Friday, September 1, 2017

A Dancer in the Infinite - Chapter 61


Chapter 61   Victory at Termes

There is no future. There is no past. Do you see? Time is simultaneous, an intricately structured jewel that humans insist on viewing one edge at a time, when the whole design is visible in every facet. – Alan Moore

 

From the north will Evil come forth, upon all the inhabitants of the earth.  (Jeremiah 1:14)

 

     Simon was not waiting for news from Toulouse from Amaury, he was pressing his advantage throughout the lowlands, crushing the heretics wherever he found them.  He had decided however to attempt another siege of yet another Cathar mountain stronghold, this time Termes in Corbieres, long thought as unassailable as Lastours.  The buzzing in his head give him the ideas that he was certain would bring him victory this time.

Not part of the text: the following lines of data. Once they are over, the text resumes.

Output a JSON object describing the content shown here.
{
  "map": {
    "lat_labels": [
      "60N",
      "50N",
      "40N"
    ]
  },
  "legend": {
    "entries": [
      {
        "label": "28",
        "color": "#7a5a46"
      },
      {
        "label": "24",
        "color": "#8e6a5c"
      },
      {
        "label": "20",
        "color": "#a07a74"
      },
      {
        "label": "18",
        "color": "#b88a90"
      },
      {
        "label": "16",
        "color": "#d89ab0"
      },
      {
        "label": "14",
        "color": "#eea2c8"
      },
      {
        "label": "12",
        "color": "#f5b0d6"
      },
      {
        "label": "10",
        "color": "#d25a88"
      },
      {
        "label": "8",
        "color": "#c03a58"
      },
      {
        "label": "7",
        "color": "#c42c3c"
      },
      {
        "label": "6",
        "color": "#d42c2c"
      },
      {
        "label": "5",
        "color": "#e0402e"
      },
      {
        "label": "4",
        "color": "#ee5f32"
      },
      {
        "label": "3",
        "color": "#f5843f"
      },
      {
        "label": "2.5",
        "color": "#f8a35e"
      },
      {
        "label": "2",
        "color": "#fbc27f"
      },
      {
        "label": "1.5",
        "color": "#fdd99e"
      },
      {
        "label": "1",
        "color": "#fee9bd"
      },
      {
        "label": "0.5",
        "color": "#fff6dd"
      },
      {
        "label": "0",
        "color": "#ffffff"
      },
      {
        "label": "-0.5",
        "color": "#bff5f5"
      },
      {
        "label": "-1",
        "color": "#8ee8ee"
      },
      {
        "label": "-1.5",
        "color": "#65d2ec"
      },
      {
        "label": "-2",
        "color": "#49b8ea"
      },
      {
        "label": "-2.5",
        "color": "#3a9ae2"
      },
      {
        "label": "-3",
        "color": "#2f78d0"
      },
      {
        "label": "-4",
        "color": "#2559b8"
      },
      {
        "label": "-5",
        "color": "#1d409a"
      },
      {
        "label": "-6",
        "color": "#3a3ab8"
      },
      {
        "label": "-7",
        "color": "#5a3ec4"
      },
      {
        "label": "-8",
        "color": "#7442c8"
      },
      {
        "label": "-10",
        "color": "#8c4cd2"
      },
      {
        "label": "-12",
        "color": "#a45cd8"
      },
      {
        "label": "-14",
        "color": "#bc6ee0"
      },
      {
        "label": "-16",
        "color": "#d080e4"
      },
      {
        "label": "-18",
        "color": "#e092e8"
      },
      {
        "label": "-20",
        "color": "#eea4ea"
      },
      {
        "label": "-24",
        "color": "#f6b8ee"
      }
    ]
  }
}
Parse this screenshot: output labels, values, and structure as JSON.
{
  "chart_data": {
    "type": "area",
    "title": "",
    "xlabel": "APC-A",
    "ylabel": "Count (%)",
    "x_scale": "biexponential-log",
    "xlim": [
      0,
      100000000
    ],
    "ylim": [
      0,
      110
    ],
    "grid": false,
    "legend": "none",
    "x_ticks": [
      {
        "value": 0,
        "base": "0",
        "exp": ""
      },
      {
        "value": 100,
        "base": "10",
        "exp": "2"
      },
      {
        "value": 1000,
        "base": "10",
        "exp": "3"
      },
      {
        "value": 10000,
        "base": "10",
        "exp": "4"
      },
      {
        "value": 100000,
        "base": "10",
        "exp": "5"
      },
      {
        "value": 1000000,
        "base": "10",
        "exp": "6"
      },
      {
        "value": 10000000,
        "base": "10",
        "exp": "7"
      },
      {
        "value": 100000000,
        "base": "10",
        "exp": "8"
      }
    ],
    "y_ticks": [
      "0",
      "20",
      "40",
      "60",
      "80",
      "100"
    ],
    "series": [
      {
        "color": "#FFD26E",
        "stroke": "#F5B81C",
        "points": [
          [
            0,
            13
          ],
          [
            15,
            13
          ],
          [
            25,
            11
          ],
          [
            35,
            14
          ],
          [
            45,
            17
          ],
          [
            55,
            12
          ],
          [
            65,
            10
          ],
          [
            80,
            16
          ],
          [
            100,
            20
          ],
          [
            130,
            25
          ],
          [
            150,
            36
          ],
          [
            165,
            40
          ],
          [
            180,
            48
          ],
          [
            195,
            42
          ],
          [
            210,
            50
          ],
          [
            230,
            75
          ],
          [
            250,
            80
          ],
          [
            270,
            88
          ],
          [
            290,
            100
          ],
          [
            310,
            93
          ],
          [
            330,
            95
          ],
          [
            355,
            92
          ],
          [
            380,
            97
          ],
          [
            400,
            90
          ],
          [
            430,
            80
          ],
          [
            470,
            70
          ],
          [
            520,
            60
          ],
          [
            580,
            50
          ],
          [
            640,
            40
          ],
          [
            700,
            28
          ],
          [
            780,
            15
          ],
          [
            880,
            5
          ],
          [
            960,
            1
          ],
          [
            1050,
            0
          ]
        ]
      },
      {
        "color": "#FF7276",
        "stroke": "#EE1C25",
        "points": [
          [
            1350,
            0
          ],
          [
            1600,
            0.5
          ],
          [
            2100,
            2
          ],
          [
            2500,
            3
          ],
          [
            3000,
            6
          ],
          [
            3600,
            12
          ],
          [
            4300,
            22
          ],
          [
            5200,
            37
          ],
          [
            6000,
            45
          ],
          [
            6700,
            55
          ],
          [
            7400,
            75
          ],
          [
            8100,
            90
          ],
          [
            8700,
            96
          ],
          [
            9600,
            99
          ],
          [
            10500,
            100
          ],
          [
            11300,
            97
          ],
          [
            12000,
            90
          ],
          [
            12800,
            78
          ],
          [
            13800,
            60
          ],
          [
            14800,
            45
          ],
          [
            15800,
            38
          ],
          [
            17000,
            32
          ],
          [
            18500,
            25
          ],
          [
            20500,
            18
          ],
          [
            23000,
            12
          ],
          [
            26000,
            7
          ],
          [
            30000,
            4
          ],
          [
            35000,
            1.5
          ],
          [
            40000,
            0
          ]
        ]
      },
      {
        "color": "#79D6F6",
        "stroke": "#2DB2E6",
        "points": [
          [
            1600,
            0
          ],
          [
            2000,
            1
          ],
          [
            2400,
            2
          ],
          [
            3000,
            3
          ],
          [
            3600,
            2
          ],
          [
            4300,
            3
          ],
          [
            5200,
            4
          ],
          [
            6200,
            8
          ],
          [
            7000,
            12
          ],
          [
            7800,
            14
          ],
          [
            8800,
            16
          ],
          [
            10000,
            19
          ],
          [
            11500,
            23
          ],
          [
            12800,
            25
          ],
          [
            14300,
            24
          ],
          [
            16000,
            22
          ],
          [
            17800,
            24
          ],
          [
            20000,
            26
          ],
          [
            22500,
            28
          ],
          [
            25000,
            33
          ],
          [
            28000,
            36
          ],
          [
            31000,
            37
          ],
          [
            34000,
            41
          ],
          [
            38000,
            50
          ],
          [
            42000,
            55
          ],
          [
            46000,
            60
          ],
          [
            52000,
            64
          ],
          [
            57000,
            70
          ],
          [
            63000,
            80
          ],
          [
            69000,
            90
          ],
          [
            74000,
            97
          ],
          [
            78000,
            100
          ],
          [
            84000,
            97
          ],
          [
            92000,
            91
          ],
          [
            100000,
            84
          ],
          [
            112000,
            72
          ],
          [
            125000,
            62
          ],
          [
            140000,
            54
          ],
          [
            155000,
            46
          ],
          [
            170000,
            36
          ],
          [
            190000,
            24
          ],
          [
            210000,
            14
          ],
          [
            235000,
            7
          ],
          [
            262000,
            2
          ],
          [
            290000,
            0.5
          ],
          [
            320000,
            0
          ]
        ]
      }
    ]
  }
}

     As his wife Alix brought in fresh troops through the dangerous paths up, the Lion of Montfort had his catapults hauled to another mountain peak, just across the valley from high Termes.  Simon had his best siege engineer set up and direct the catapaults which from the position on the nearby mountaintop had an unimpeded access to fling firey projectiles at the Cathar fortress, while Simon and his men held siege dangerously exposed on the mountainside beneath Termes.  However, the defenders under constant assault from Simon’s catapults could not press their advantage against Simon’s men, and within just more than a month of constant bombardment, the defenders of Termes surrendered.

     This surrender shook the Cathar defenders courageous defiance badly.  After the victories at Minerve and Termes, Peter of Castenou pressed for rpeace, abandoning the fortresses of Lastours.  The armies of the Crusaders then turned their attention again to the lowlands and the hangings and burnings or the Cathar faithful continued with increasing vigor and frequency across the land of Languedoc.  Nothing, it seemed could now stand in Raymond’s way.

     When the news reached him from Amaury that in response to Raymond’s trial and the reinstitution of his excommunication, Raymond’s son was to be next in line for the seat of Toulouse which had then fallen under the King of Aragon in Spain’s dominion until such a time that he came of age to take control of his lands.  In essence, Languedoc was now Simon’s domain, save the vicinities of Toulouse which were now part of the Kingdom of Aragon.  Simon de Montfort had become Lord of Languedoc.  The buzzing in his head made him relish this.